Gegen 9.00 Uhr fährt er im Auto zum 300 Meter Luftlinie entfernten Apostolischen Palast, wo sein offizielles Tagesprogramm auf ihn wartet. Begleitet wird er in dieser Phase vom Präfekten des Päpstlichen Hauses, Erzbischof Georg Gänswein. Der hat die Liste der Audienzgäste vorbereitet. Staatsgäste empfängt der Präfekt bereits bei der Ankunft im Damasus-Hof und geleitet sie zur Privat-Bibliothek des Papstes im Zweiten Stock. Übrige Papst-Besucher werden von Mitarbeitern der Präfektur begleitet. Für Gruppen stehen Audienzsäle unterschiedlicher Größe bereit.
Dieser Arbeitsteil ist eng getaktet. Der Papst empfängt Spitzenpolitiker zu Staatsbesuchen, Kurienleiter zu Arbeitsgesprächen, ökumenische Gäste oder Religionsführer zum Austausch. Er gibt Audienzen für Botschafter zum Dienstantritt oder zur Verabschiedung, lässt sich von Nuntien über die Lage in den Ortskirchen informieren. Und er begrüßt Ordenskapitel, Teilnehmer von Vatikan-Kongressen, Abordnungen geistlicher Gemeinschaften aber gelegentlich auch Wissenschaftler- oder Sportlergruppen. Für die Begegnungen sind meist 15 bis 20 Minuten vorgesehen, mit Luft nach oben. Das Treffen mit Trump dauerte eine knappe halbe Stunde, mit Kanzlerin Merkel unterhielt er sich 45 Minuten und mit Russlands Putin zuletzt eine Stunde. Letztere Zeit ist auch für die Bischöfe vorgesehen, die im Vatikan ihren alle fünf Jahre fälligen Ad-limina-Besuch absolvieren. Oder für die Präfekten etwa der Glaubens-, der Bischofs- oder der Missionskongregation, die regelmäßige Audienztermine beim Papst zur Abstimmung über Sachfragen und Personalentscheidungen haben.
Zum Abschluss dieses Arbeitsteils, meist gegen 13 Uhr begleitet Gänswein den Papst zurück zum Gästehaus Santa Marta – und dort übernehmen die Privatsekretäre. Sie nehmen mit Franziskus zusammen das Mittagessen ein, bevor dieser sich zu einer rund einstündigen Siesta zurückzieht.

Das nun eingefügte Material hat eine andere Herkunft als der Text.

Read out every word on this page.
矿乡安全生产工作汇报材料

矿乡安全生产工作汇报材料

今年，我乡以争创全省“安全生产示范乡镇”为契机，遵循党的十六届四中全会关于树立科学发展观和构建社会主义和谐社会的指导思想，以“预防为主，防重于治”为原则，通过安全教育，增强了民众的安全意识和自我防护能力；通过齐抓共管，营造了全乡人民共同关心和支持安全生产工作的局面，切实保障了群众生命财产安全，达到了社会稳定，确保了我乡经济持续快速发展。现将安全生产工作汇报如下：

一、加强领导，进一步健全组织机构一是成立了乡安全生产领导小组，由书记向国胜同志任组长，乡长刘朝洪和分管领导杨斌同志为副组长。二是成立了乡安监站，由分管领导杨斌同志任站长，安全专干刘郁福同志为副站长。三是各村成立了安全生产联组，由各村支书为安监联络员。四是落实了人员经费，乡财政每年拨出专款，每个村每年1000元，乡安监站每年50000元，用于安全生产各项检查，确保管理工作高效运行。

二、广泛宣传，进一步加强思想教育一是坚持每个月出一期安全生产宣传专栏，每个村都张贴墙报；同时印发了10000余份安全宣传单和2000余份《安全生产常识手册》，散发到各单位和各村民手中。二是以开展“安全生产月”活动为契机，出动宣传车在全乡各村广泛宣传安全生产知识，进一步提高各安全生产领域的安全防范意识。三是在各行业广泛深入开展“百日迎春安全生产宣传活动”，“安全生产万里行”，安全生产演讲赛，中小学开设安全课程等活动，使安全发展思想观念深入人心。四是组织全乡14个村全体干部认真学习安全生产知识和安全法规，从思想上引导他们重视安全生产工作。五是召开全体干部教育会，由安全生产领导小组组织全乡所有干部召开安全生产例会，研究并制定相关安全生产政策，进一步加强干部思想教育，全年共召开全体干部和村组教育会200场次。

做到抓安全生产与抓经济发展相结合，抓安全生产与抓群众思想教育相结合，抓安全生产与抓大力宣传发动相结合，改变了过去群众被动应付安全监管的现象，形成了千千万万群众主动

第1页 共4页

Danach beginnt der private Arbeitsteil des Papstes. Er studiert Akten über Erlasse oder Bischofsernennungen, arbeitet an Reden, Botschaften und größeren Texten, liest die Berichte der Nuntien aus der Weltkirche. Er telefoniert mit alten Freunden und Beratern und er empfängt Gäste. Diesen Arbeitsteil plant er mit Unterstützung seiner beiden Privatsekretäre, zum beachtlichen Teil aber auch selbst. Gesprächspartner sind dann Chefs von Kurienbehörden, mit denen er sich ausführlicher beraten will, aber auch Leiter von geistlichen Gemeinschaften. Mitunter gibt er auch Interviews für Journalisten. Zudem verrichtet er die liturgischen Stundengebete, die Vesper oder die Komplet.

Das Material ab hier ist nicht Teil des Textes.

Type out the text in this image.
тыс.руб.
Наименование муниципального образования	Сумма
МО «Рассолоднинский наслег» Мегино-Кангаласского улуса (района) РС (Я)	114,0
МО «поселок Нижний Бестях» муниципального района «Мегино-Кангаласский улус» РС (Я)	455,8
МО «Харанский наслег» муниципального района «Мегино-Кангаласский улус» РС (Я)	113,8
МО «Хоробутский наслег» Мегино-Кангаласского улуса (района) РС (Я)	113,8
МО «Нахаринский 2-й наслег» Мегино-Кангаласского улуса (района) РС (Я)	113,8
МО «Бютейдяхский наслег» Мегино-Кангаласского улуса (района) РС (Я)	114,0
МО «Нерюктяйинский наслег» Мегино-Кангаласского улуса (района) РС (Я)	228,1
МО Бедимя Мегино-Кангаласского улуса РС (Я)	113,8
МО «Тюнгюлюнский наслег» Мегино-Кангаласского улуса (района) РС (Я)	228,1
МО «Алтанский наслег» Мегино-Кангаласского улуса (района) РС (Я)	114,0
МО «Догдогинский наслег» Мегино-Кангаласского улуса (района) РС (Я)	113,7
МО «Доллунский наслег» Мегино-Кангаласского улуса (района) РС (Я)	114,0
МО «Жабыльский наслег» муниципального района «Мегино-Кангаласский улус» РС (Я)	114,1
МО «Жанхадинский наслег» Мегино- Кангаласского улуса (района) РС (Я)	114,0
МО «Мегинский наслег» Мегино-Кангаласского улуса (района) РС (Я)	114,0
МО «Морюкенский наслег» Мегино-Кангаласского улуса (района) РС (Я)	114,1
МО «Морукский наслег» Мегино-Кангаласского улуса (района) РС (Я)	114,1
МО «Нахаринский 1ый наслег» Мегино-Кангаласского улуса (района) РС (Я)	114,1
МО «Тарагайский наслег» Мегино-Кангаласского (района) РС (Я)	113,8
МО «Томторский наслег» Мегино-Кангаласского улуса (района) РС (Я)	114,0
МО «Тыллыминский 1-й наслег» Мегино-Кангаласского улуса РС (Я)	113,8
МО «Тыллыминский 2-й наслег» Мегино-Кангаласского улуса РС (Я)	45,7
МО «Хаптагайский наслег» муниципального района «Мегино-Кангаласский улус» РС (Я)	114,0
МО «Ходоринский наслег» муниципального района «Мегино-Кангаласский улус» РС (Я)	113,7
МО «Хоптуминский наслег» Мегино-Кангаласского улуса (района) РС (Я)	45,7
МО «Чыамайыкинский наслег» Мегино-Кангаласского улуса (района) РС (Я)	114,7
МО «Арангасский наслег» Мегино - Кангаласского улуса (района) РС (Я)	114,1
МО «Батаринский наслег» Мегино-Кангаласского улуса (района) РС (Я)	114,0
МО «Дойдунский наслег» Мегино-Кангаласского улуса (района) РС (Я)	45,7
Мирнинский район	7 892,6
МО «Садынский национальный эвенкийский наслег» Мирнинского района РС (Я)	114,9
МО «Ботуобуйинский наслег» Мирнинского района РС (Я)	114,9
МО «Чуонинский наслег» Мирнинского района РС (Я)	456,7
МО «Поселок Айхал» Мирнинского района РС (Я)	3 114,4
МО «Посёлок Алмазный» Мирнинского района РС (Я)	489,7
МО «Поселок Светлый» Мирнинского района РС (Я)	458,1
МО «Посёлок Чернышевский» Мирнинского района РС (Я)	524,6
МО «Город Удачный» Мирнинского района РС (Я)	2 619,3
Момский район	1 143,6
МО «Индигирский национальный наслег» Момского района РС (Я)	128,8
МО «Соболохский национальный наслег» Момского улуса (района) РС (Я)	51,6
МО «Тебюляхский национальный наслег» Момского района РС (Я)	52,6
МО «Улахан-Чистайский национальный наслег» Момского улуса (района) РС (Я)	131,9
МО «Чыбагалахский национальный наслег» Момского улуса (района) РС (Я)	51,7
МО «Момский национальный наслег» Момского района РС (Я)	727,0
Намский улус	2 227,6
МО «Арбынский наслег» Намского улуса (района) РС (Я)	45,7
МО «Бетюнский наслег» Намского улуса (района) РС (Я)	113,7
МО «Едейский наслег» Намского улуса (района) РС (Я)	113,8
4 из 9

Recht früh begibt er sich zum Abendessen in den Speisesaal. Außer den Sekretären isst er dann mitunter gemeinsam mit Gästen, mit Freunden oder älteren Kurienkardinälen. Gelegentlich zieht er sich dazu auch in einem abgetrennten, nicht einsehbaren Bereich zurück. Danach widmet er sich nochmals seiner Arbeit, den Akten, und dem Gebet. Meist schon gegen 22 Uhr begibt Franziskus sich dann zur Ruhe. Danach sind die Fenster der Suite 201 dunkel.